De l’immense diversité qui la caractérisait, de la part poétique et subconsciente que l’humanité exprimait dans l’art comme dans la guerre, il risque de ne rester bientôt que des ersatz produits par une humanité hybridée avec des algorithmes, avant même l’avènement de l’humain augmenté promis par les technologies transhumanistes. Cette humanité, par-delà la télévision, aura passé des milliers d’heures à s’essayer à la « loi du sucre » : une boucle de rétroaction dont l’objet est de récompenser l’utilisateur le plus vite possible en créant des stimuli agréables et en cherchant à lui éviter toute situation d’inconfort. Une loi reposant sur un mixte d’interactions sociales dégradées et d’algorithmes. 
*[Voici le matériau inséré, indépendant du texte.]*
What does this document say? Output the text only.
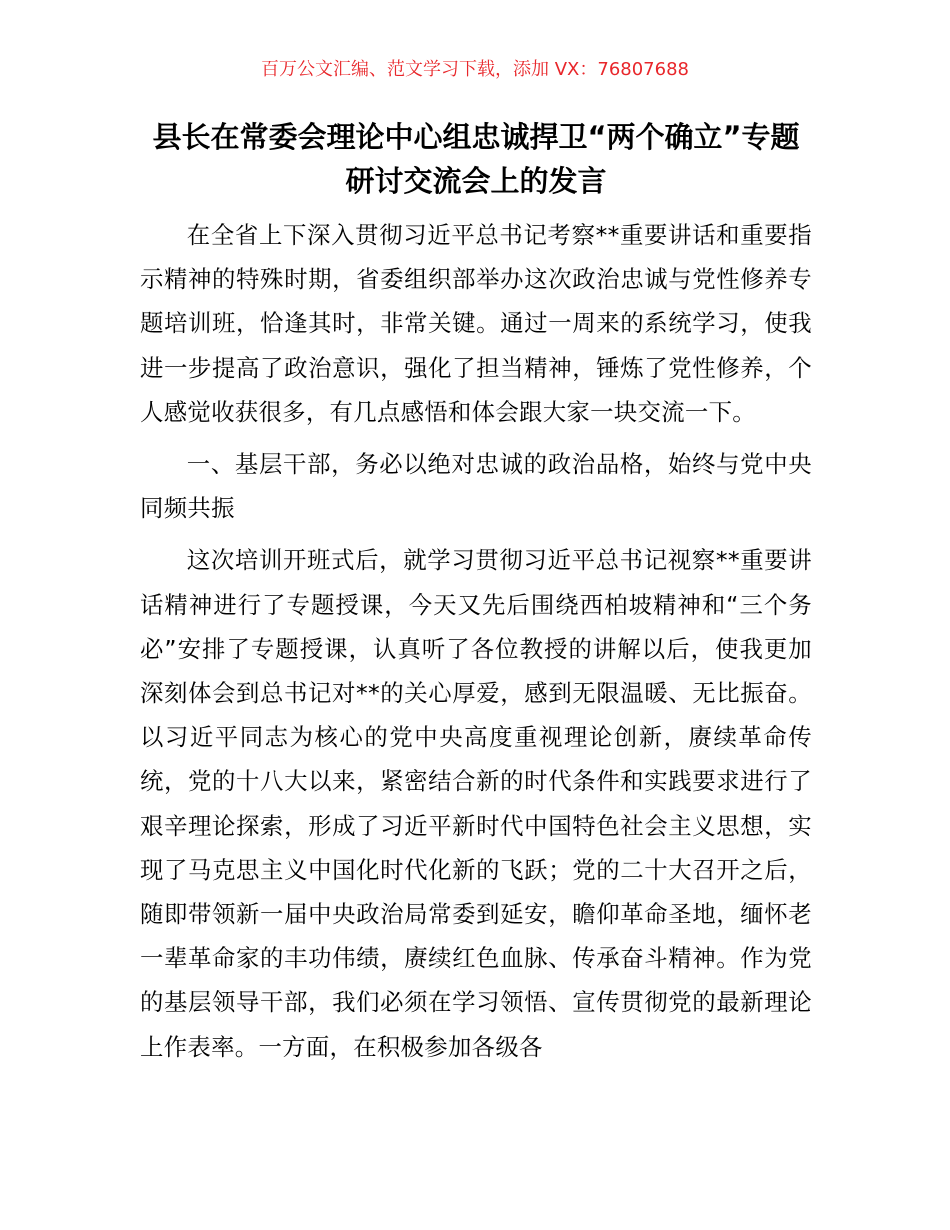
百万公文汇编、范文学习下载，添加 VX：76807688
县长在常委会理论中心组忠诚捍卫“两个确立”专题研讨交流会上的发言

在全省上下深入贯彻习近平总书记考察**重要讲话和重要指示精神的特殊时期，省委组织部举办这次政治忠诚与党性修养专题培训班，恰逢其时，非常关键。通过一周来的系统学习，使我进一步提高了政治意识，强化了担当精神，锤炼了党性修养，个人感觉收获很多，有几点感悟和体会跟大家一块交流一下。

一、基层干部，务必以绝对忠诚的政治品格，始终与党中央同频共振

这次培训开班式后，就学习贯彻习近平总书记视察**重要讲话精神进行了专题授课，今天又先后围绕西柏坡精神和“三个务必”安排了专题授课，认真听了各位教授的讲解以后，使我更加深刻体会到总书记对**的关心厚爱，感到无限温暖、无比振奋。以习近平同志为核心的党中央高度重视理论创新，赓续革命传统，党的十八大以来，紧密结合新的时代条件和实践要求进行了艰辛理论探索，形成了习近平新时代中国特色社会主义思想，实现了马克思主义中国化时代化新的飞跃；党的二十大召开之后，随即带领新一届中央政治局常委到延安，瞻仰革命圣地，缅怀老一辈革命家的丰功伟绩，赓续红色血脉、传承奋斗精神。作为党的基层领导干部，我们必须在学习领悟、宣传贯彻党的最新理论上作表率。一方面，在积极参加各级各
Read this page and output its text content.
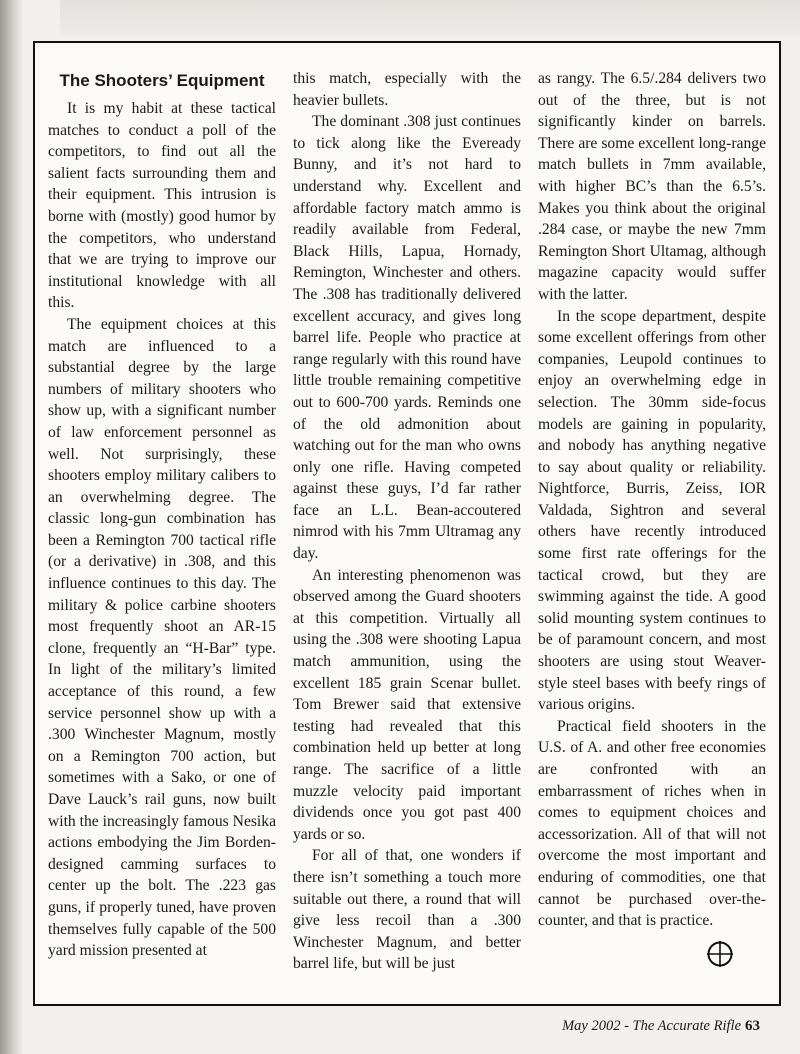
The Shooters’ Equipment

It is my habit at these tactical matches to conduct a poll of the competitors, to find out all the salient facts surrounding them and their equipment. This intrusion is borne with (mostly) good humor by the competitors, who understand that we are trying to improve our institutional knowledge with all this.

The equipment choices at this match are influenced to a substantial degree by the large numbers of military shooters who show up, with a significant number of law enforcement personnel as well. Not surprisingly, these shooters employ military calibers to an overwhelming degree. The classic long-gun combination has been a Remington 700 tactical rifle (or a derivative) in .308, and this influence continues to this day. The military & police carbine shooters most frequently shoot an AR-15 clone, frequently an “H-Bar” type. In light of the military’s limited acceptance of this round, a few service personnel show up with a .300 Winchester Magnum, mostly on a Remington 700 action, but sometimes with a Sako, or one of Dave Lauck’s rail guns, now built with the increasingly famous Nesika actions embodying the Jim Borden-designed camming surfaces to center up the bolt. The .223 gas guns, if properly tuned, have proven themselves fully capable of the 500 yard mission presented at

this match, especially with the heavier bullets.

The dominant .308 just continues to tick along like the Eveready Bunny, and it’s not hard to understand why. Excellent and affordable factory match ammo is readily available from Federal, Black Hills, Lapua, Hornady, Remington, Winchester and others. The .308 has traditionally delivered excellent accuracy, and gives long barrel life. People who practice at range regularly with this round have little trouble remaining competitive out to 600-700 yards. Reminds one of the old admonition about watching out for the man who owns only one rifle. Having competed against these guys, I’d far rather face an L.L. Bean-accoutered nimrod with his 7mm Ultramag any day.

An interesting phenomenon was observed among the Guard shooters at this competition. Virtually all using the .308 were shooting Lapua match ammunition, using the excellent 185 grain Scenar bullet. Tom Brewer said that extensive testing had revealed that this combination held up better at long range. The sacrifice of a little muzzle velocity paid important dividends once you got past 400 yards or so.

For all of that, one wonders if there isn’t something a touch more suitable out there, a round that will give less recoil than a .300 Winchester Magnum, and better barrel life, but will be just

as rangy. The 6.5/.284 delivers two out of the three, but is not significantly kinder on barrels. There are some excellent long-range match bullets in 7mm available, with higher BC’s than the 6.5’s. Makes you think about the original .284 case, or maybe the new 7mm Remington Short Ultamag, although magazine capacity would suffer with the latter.

In the scope department, despite some excellent offerings from other companies, Leupold continues to enjoy an overwhelming edge in selection. The 30mm side-focus models are gaining in popularity, and nobody has anything negative to say about quality or reliability. Nightforce, Burris, Zeiss, IOR Valdada, Sightron and several others have recently introduced some first rate offerings for the tactical crowd, but they are swimming against the tide. A good solid mounting system continues to be of paramount concern, and most shooters are using stout Weaver-style steel bases with beefy rings of various origins.

Practical field shooters in the U.S. of A. and other free economies are confronted with an embarrassment of riches when in comes to equipment choices and accessorization. All of that will not overcome the most important and enduring of commodities, one that cannot be purchased over-the-counter, and that is practice.

May 2002 - The Accurate Rifle 63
Bien sûr, il serait injuste d’instruire uniquement à charge le procès de Facebook (et de l’ensemble des réseaux sociaux). Ceux-ci nous ouvrent un champ d’opportunités inégalé. On découvre ici une jeune femme qui s’est épanouie après avoir rencontré un groupe de danseurs de salsa ; là, un passionné d’apiculture qui a perfectionné ses techniques grâce au réseau ; ailleurs encore, quelqu’un qui a trouvé sa moitié ; et ainsi de suite. Car, il faut le rappeler, ces technologies ont le pouvoir de nous « augmenter », de créer des opportunités économiques, de nous faire vivre en meilleure santé… tout cela, en multipliant les interactions pertinentes. 

Mais si ces opportunités sont remarquables, et si l’adoption de ces réseaux est aussi inéluctable que l’est la révolution digitale, il ne faut pas oublier combien le transhumanisme, qu’il soit numérique, algorithmique ou biotechnologique, nous éloigne de ce que nous étions naguère, en nous privant d’une part –  sans doute plus grande que nous ne pouvons l’imaginer – de notre nature émotionnelle et sensible.